声なき声が届く政治に

田島一成 前環境副大臣

水俣病問題解決へ

田島一成
――政権交代以降、取り組んできたことは。

 水俣病患者の方々の救済に力を傾注してきた。
 95年に政治解決が一定程度図られたが、残念ながら救済しきれなかった方が数万人もいらっしゃった。

――その方たちはどうして救済されなかったのか。

 救済のハードルが高く、救済に該当するための検診にはねられた、あるいは救済自体の存在を知らなかったという方々もたくさんいた。同じように生活をしてきた家族のなかで兄弟は認定されたが本人だけが認定されなかったという例もあり、当然認定されるべき人たちが取りこぼされた。こうした方を放置していたことに怒りを覚えながら、なんとか政権交代以降、救済していきたいという思いで働いてきた。

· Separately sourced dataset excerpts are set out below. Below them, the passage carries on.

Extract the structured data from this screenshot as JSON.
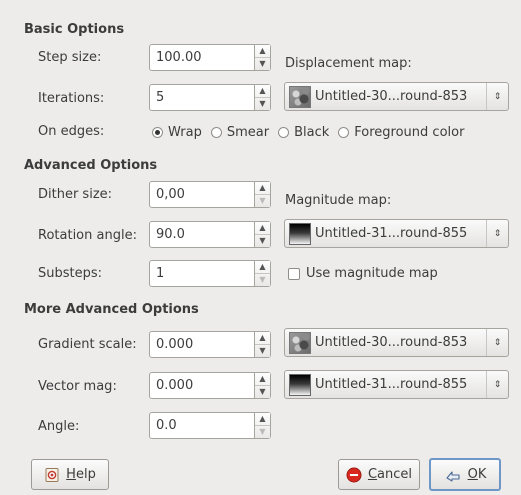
{
  "sections": {
    "basic": "Basic Options",
    "advanced": "Advanced Options",
    "more_advanced": "More Advanced Options"
  },
  "basic": {
    "step_size_label": "Step size:",
    "step_size_value": "100.00",
    "iterations_label": "Iterations:",
    "iterations_value": "5",
    "on_edges_label": "On edges:",
    "edge_options": [
      "Wrap",
      "Smear",
      "Black",
      "Foreground color"
    ],
    "edge_selected": "Wrap",
    "displacement_map_label": "Displacement map:",
    "displacement_map_value": "Untitled-30...round-853"
  },
  "advanced": {
    "dither_size_label": "Dither size:",
    "dither_size_value": "0,00",
    "rotation_angle_label": "Rotation angle:",
    "rotation_angle_value": "90.0",
    "substeps_label": "Substeps:",
    "substeps_value": "1",
    "magnitude_map_label": "Magnitude map:",
    "magnitude_map_value": "Untitled-31...round-855",
    "use_magnitude_map_label": "Use magnitude map",
    "use_magnitude_map_checked": false
  },
  "more_advanced": {
    "gradient_scale_label": "Gradient scale:",
    "gradient_scale_value": "0.000",
    "gradient_map_value": "Untitled-30...round-853",
    "vector_mag_label": "Vector mag:",
    "vector_mag_value": "0.000",
    "vector_map_value": "Untitled-31...round-855",
    "angle_label": "Angle:",
    "angle_value": "0.0"
  },
  "buttons": {
    "help_mnemonic": "H",
    "help_rest": "elp",
    "cancel_mnemonic": "C",
    "cancel_rest": "ancel",
    "ok_mnemonic": "O",
    "ok_rest": "K"
  },
  "icons": {
    "help": "help-book-icon",
    "cancel": "cancel-stop-icon",
    "ok": "ok-hand-icon",
    "spin_up": "up-arrow-icon",
    "spin_down": "down-arrow-icon",
    "combo": "updown-chevron-icon"
  }
}
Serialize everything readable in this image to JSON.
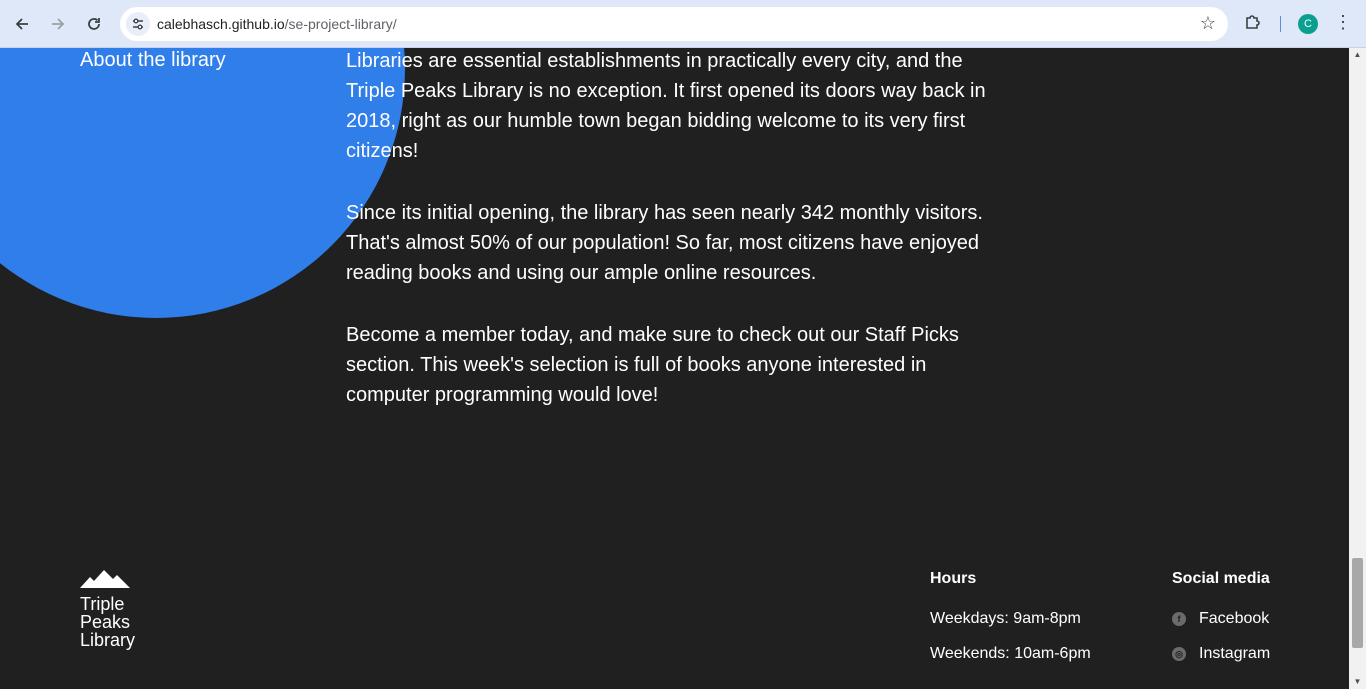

――95年以降15年、誰も問題点を指摘しなかったのか。

 とんでもない。関係地域からは被害者の皆さんが集まり、団体をつくり政府に対して要望、要請活動をずっと続けられてこられた。裁判に訴えられた団体もいたが、当時の自民党政権では患者団体と向き合うこともなければその救済に対しても具体的なアクションはなかった。政権交代前にようやく与野党が一致して「水俣病被害者の救済及び水俣病問題の解決に関する特別措置法」が成立した。そこからスタートした状況。

――自民党時代の大臣は何をしていたのか。

 毎年5月1日の慰霊式典には政務三役が出席していたようだが、被害者団体と直接向き合い意見交換したという話は聞いていない。


田島一成
――政権交代して、どう解決したのか。

 特措法に基づく救済を進めるため、直接被害者の皆さんと向き合い、生の声を聞きながら、具体的な対策、救済措置の内容を決めていこうと努力を重ねてきた。まず私自身が副大臣として現地に赴き、被害者団体の皆さんと意見交換。それを小沢環境大臣(当時)に伝え、大臣も水俣を訪問。翌年の慰霊式には政務三役はもちろん、鳩山由紀夫前総理が初めて総理として出席し、患者の皆さんと向き合い手を合わせた。これは私たちの政権でなければ実現できなかったと確信している。


――歴代総理は、なぜ行かなかったのか。

 役人主導で、ややこしい、重い問題には触れさせなかったのではないか。しかし、私が初めて水俣病の説明を受けた一昨年の10月はじめ、私が「行く」と言ったら環境省の幹部は「ぜひ行ってください!」と口を揃えて導いてくれた。政治家の姿勢一つで変わると思う。

――実際、放置されていた方はどうなるのか。

 すでに特措法の救済が昨年10月からスタートし、救済される方がどんどん出てきている。私たちはこれですべてが終わりだと思っていない。長年苦しんできた被害者の方の救済はもちろん、水俣の地域の環境・経済問題など様々な切り口から水俣病で苦しんできた人や地域をしっかり支えていく具体策に取り組んでいる。